Ambivalence and Inclusion: Italian Middle Class Migrants in Norway.
This paper argues that welfare state policies influence transnational migrants’ care preferences. The intention is to contribute to our understanding of how migrant mothers in gender egalitarian societies “do” their care practices according to expected normative ideas in sender and receiving countries.
Due to the economic crisis that hit Europe in 2008, young people and women experience increasing discrepancies between the social realities structured by the economy and the vision of a better future. As a response, they look for better opportunities abroad. In Norway, the number of Italian migrants are increasing.

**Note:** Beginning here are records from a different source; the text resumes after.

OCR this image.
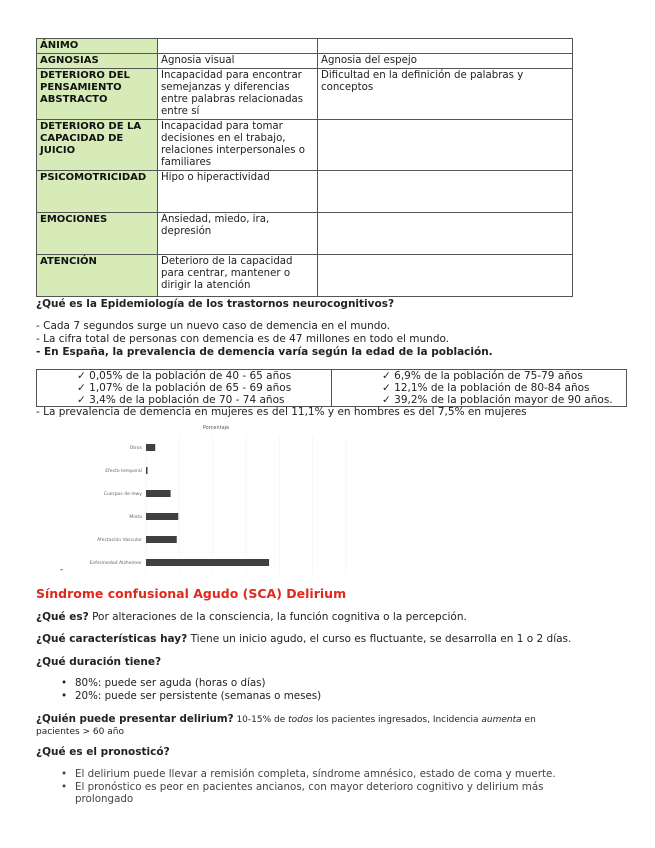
ÁNIMO		
AGNOSIAS	Agnosia visual	Agnosia del espejo
DETERIORO DEL PENSAMIENTO ABSTRACTO	Incapacidad para encontrar semejanzas y diferencias entre palabras relacionadas entre sí	Dificultad en la definición de palabras y conceptos
DETERIORO DE LA CAPACIDAD DE JUICIO	Incapacidad para tomar decisiones en el trabajo, relaciones interpersonales o familiares	
PSICOMOTRICIDAD	Hipo o hiperactividad	
EMOCIONES	Ansiedad, miedo, ira, depresión	
ATENCIÓN	Deterioro de la capacidad para centrar, mantener o dirigir la atención	
¿Qué es la Epidemiología de los trastornos neurocognitivos?
- Cada 7 segundos surge un nuevo caso de demencia en el mundo.
- La cifra total de personas con demencia es de 47 millones en todo el mundo.
- En España, la prevalencia de demencia varía según la edad de la población.
✓ 0,05% de la población de 40 - 65 años
✓ 1,07% de la población de 65 - 69 años
✓ 3,4% de la población de 70 - 74 años

✓ 6,9% de la población de 75-79 años
✓ 12,1% de la población de 80-84 años
✓ 39,2% de la población mayor de 90 años.
- La prevalencia de demencia en mujeres es del 11,1% y en hombres es del 7,5% en mujeres
Porcentaje
Otros
Efecto temporal
Cuerpos de lewy
Mixta
Afectación Vascular
Enfermedad Alzheimer
·	·	·	·	·	·	·
-
Síndrome confusional Agudo (SCA) Delirium
¿Qué es? Por alteraciones de la consciencia, la función cognitiva o la percepción.
¿Qué características hay? Tiene un inicio agudo, el curso es fluctuante, se desarrolla en 1 o 2 días.
¿Qué duración tiene?
• 80%: puede ser aguda (horas o días)
• 20%: puede ser persistente (semanas o meses)
¿Quién puede presentar delirium? 10-15% de todos los pacientes ingresados, Incidencia aumenta en
pacientes > 60 año
¿Qué es el pronosticó?
• El delirium puede llevar a remisión completa, síndrome amnésico, estado de coma y muerte.
• El pronóstico es peor en pacientes ancianos, con mayor deterioro cognitivo y delirium más
prolongado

This study explores how Italian migrants, situated within an expansive welfare state, embrace and confront gender egalitarian family norms and values. In Norway, gender egalitarian values are diffused generally across all social strata. Public services aimed at supporting the involvement of working mothers and fathers in childcare are socially recognized and popular. Italian migrants in Norway are materially and culturally situated within this context. How migrants from Mediterranean familialistic societies experience gender egalitarian norms, welfare state services, and local care arrangements, is discussed in this paper. I argue that migration changes normative preferences for care and leads to a re-thinking of the meanings attached to family values and care practices in the sending and receiving countries. Having their family histories in contexts dominated by familialism and traditional gender ideologies, being professional middle class mothers in a Nordic gender egalitarian society can be an ambiguous as well as an inclusive social and emotional experience.